Kelly on Visual Literacy

Last Sunday’s NYTimes allegedy devoted its whole magazine to the notion of “screens” everywhere.  I write “allegedly,” because the cover featured an odd photo of Jennifer Aniston, and the accompanying interview seemed to have little to do with the theme.  I would write here about Tony Scott’s “The Screening of America,” which takes up a question that has long intrigued me:  If it isn’t made for the big screen, is it really a motion picture?  Scott says, in effect, “two thumbs up” to the pluralistic future of cinema, but I suspect that the question is more complicated; in a nearby Q & A, David Lynch is characteristically retro on the subject.  There is more to be said, but some other time.

Instead, the most provocative piece is Kevin Kelly’s “Becoming Screen Literate,” which talks in breathless terms about the explosion in user-generated video content and the demand for visual literacy in the era of the remix.  More below the jump.

Rebecca Tushnet critiques the essay for Kelly’s inattention to copyright concerns; understanding remix is considerably more challenging when both creators and consumers (who are, after all, often one and the same) have to look over their shoulders constantly for DMCA takedown notices.

Rebecca’s post prompts me to offer my own reaction while it is still gestating.  Here it is, not completely formed:  Kelly is on to something, but his headlong pace causes him not only to ignore some important legal detail, but also to confuse where culture is coming from and where culture may be going.  Kelly’s vision, for all of its futurism, is ambivalent about letting go of the past.

His points, as I read them, are these:  (1) Human culture has moved past the written word, which itself helped us moved beyond orality.  We now inhabit an era of “visuality.”  (2) The sources of “visuality” are plural; firm-originated content is increasingly complemented and supplanted by user-generated and often remixed content — what Kelly calls “rewriting video.”  (Note the metaphor.) (3) Technological tools are emerging that will allow consumers, viewers, and “readers” of the visual to selectively capture and recombine elements of what they see in their own new narratives and other forms.  (4) And this is a great thing.

Is this really such a breakthrough, a new Gutenberg moment for the 21st century?  On the one hand, it seems that the answer is really no.  The essay is at times quite explicit that remixing video is a discipline that borrows heavily from “textualism.”  Kelly’s visual literacy is a “holy grail” that depends heavily on access to extensive databases of pre-existing material modeled after text — encyclopedias and dictionaries of visual form, and especially long-form visual narratives, which we know as movies:

You cut and paste words on a page. You quote verbatim from an expert. You paraphrase a lovely expression. You add a layer of detail found elsewhere. You borrow the structure from one work to use as your own. You move frames around as if they were phrases. . . .

With powerful search and specification tools, high-resolution clips of any bridge in the world can be circulated into the common visual dictionary for reuse.

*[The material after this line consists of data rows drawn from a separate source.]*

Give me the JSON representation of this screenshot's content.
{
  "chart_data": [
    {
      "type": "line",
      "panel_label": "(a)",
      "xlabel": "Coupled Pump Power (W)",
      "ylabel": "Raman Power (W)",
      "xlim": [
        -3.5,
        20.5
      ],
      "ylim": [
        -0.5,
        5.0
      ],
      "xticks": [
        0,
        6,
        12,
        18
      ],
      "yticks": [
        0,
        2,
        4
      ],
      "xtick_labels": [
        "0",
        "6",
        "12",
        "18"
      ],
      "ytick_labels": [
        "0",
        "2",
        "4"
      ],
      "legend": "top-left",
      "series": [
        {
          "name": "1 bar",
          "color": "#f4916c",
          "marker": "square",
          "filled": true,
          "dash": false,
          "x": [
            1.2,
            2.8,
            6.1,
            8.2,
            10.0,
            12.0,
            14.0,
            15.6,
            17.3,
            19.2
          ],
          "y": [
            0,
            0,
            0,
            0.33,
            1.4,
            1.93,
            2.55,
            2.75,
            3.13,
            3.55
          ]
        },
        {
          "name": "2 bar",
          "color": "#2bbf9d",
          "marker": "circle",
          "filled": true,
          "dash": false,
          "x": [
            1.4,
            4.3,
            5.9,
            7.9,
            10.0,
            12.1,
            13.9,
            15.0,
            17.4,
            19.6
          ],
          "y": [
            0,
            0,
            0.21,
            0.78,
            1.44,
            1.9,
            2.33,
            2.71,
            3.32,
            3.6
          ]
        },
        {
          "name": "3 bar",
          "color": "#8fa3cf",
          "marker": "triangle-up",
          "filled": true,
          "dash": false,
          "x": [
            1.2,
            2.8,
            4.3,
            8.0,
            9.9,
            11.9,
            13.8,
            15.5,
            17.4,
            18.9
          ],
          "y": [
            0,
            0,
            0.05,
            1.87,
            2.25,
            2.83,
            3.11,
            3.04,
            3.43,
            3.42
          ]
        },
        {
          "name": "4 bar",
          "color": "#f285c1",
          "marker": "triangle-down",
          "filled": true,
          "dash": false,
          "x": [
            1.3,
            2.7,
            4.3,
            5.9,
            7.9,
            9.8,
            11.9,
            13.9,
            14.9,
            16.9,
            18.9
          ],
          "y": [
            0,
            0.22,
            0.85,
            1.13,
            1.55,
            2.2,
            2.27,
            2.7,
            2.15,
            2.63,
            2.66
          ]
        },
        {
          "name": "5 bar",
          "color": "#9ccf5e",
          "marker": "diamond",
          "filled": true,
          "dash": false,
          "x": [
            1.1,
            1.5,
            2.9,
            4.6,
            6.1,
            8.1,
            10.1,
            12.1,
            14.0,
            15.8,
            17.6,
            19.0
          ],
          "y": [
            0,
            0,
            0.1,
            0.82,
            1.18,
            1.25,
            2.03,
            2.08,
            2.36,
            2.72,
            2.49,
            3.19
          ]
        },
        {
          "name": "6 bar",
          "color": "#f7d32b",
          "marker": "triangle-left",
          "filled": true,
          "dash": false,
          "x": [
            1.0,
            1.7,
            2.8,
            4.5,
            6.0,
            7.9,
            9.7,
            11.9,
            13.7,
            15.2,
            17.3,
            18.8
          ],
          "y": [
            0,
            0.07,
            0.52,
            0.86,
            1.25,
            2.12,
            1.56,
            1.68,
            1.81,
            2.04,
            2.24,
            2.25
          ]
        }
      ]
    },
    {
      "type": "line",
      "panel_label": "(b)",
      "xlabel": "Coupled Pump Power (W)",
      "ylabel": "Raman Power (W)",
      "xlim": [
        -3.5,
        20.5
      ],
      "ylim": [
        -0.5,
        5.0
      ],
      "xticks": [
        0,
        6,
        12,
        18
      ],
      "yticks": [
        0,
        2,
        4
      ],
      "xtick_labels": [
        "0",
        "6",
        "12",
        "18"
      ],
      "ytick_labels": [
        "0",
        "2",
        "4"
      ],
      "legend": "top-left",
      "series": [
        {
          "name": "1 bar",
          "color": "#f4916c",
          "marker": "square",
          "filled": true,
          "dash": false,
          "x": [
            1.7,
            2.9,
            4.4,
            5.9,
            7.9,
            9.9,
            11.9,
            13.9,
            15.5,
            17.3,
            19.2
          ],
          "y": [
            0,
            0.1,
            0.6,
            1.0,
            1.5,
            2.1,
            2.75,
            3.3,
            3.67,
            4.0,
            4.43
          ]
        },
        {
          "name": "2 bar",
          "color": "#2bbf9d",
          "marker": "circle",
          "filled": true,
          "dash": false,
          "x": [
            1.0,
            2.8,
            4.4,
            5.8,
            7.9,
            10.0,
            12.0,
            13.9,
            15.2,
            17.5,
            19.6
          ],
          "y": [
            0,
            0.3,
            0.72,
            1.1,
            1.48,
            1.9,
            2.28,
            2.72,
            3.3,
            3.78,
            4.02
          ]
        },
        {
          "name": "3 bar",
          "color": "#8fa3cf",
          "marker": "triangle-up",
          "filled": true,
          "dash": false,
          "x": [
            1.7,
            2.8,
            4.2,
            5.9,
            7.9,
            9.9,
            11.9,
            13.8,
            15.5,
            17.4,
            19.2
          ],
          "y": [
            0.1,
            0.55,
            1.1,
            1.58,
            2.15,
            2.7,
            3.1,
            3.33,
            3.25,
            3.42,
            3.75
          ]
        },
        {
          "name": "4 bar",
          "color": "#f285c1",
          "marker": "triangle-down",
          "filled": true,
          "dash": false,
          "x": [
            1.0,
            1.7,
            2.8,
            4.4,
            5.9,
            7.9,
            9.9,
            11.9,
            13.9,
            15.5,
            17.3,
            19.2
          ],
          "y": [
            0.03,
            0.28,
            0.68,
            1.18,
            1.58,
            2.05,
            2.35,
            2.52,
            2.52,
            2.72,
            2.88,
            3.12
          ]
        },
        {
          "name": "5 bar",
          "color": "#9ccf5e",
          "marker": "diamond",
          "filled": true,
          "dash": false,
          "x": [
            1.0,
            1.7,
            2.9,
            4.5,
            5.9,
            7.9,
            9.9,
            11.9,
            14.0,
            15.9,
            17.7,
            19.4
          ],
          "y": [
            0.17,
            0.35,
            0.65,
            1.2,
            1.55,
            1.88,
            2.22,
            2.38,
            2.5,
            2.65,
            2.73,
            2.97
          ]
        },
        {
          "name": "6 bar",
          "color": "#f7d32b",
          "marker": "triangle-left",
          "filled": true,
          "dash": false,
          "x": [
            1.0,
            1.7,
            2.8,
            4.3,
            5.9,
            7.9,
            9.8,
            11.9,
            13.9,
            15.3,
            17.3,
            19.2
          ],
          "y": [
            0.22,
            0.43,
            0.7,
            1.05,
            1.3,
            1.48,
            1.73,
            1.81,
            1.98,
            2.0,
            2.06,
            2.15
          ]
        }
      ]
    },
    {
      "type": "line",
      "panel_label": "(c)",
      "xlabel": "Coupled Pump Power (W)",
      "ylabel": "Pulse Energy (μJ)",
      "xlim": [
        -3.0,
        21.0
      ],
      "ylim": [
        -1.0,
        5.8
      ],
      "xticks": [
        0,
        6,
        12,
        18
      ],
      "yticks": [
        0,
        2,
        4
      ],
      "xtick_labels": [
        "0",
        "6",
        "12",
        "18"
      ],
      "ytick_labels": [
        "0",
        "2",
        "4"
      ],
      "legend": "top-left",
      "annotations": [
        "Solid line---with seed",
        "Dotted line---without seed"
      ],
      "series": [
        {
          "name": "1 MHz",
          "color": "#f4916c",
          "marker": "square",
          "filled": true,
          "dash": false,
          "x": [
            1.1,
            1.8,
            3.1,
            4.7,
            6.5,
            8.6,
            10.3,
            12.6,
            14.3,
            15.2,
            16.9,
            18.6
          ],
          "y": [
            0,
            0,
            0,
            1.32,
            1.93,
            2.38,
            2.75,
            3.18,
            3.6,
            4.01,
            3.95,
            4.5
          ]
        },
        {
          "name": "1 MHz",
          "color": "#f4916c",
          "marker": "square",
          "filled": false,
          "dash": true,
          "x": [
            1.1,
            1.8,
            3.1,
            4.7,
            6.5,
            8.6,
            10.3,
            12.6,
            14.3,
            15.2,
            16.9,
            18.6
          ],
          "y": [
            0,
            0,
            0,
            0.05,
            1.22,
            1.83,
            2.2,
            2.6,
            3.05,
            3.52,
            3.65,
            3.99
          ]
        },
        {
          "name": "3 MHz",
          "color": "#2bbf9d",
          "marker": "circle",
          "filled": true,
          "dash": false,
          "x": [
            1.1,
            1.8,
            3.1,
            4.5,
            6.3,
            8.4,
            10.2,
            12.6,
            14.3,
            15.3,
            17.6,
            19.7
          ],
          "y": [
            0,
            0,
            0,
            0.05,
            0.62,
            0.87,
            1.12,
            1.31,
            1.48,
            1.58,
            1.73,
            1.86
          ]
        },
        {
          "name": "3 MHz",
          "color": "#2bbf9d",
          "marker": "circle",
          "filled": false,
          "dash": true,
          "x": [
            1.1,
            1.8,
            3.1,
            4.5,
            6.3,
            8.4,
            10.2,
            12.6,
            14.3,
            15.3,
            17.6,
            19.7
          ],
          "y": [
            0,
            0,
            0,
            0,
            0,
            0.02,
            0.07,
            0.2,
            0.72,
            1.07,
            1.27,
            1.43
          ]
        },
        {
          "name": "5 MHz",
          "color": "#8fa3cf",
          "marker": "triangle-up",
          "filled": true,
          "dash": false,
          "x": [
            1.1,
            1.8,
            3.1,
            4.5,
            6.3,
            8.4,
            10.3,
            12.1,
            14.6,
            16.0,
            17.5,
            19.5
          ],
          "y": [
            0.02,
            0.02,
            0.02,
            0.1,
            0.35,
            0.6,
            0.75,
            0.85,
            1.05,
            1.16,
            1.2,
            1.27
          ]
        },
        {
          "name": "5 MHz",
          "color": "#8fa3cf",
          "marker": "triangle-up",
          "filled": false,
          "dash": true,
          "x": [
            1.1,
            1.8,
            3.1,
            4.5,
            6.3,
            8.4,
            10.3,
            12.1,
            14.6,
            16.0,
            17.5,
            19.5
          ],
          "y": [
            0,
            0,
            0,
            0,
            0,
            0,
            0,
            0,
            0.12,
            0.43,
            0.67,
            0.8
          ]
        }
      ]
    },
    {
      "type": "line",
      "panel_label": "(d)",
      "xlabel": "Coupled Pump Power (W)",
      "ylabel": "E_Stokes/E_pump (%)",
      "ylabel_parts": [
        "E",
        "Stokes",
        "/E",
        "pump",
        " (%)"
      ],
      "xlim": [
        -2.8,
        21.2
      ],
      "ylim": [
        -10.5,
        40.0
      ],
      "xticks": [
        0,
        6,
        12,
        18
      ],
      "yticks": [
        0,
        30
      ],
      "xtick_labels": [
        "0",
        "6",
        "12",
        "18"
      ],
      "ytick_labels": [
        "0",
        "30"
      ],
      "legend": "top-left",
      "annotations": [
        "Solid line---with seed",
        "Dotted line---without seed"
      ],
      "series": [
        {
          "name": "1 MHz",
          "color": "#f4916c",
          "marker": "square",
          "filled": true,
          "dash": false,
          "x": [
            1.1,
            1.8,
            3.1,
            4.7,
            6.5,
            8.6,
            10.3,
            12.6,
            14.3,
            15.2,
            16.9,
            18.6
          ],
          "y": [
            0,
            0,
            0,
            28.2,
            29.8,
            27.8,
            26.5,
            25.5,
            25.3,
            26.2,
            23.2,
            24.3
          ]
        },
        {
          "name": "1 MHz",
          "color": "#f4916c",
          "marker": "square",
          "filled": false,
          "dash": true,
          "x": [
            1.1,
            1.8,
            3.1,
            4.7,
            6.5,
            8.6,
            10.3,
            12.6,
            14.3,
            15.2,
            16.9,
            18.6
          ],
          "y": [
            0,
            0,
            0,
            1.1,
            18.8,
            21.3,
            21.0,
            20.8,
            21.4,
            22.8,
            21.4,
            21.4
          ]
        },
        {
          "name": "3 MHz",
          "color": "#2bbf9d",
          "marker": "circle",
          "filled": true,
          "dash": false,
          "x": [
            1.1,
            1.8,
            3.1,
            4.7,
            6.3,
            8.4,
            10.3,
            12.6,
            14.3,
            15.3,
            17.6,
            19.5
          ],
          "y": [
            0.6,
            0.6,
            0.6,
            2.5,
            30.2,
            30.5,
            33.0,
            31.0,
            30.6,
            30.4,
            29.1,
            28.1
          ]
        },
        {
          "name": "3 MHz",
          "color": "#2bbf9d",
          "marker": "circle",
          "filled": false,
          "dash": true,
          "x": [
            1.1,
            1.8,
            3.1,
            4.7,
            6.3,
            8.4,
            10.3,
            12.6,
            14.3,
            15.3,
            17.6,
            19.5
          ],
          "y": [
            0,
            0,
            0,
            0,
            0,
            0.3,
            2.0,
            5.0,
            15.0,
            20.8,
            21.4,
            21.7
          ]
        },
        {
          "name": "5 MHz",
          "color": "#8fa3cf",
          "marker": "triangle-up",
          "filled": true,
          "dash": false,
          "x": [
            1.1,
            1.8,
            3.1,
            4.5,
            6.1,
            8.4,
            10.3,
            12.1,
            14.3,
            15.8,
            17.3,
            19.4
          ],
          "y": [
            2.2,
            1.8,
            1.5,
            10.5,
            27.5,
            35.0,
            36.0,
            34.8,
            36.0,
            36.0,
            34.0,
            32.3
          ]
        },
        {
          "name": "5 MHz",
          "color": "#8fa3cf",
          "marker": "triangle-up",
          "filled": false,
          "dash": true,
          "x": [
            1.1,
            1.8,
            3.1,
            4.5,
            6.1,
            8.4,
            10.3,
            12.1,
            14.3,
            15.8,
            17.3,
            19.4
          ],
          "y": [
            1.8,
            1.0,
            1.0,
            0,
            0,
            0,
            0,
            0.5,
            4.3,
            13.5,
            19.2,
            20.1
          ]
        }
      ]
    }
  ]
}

Out of these ready-made “words,” a film can be assembled, mashed up from readily available parts. The rich databases of component images form a new grammar for moving images.

After all, this is how authors work. We dip into a finite set of established words, called a dictionary, and reassemble these found words into articles, novels and poems that no one has ever seen before. The joy is recombining them. Indeed it is a rare author who is forced to invent new words. Even the greatest writers do their magic primarily by rearranging formerly used, commonly shared ones. What we do now with words, we’ll soon do with images. . . .

With full-blown visuality, I should be able to annotate any object, frame or scene in a motion picture with any other object, frame or motion-picture clip. I should be able to search the visual index of a film, or peruse a visual table of contents, or scan a visual abstract of its full length. But how do you do all these things? How can we browse a film the way we browse a book?

That’s a suggestive argument, but it strikes me as hardly revolutionary or, to adapt Kelly’s own personage, mavericky.

Toward the end of the piece, though, Kelly seems more willing to let go of the old forms and let new forms emerge.  In an interesting twist, he is letting his inner Tony Scott emerge:

With our fingers we will drag objects out of films and cast them in our own movies. A click of our phone camera will capture a landscape, then display its history, which we can use to annotate the image. Text, sound, motion will continue to merge into a single intermedia as they flow through the always-on network. With the assistance of screen fluency tools we might even be able to summon up realistic fantasies spontaneously. Standing before a screen, we could create the visual image of a turquoise rose, glistening with dew, poised in a trim ruby vase, as fast as we could write these words. If we were truly screen literate, maybe even faster. And that is just the opening scene.

Now he’s getting somewhere, I think, that is, really trying to imagine a post-textual world.  But there is a frustrating lack of detail in the vision.  That’s the last paragraph of the essay, and to me it reads as if it should be the first.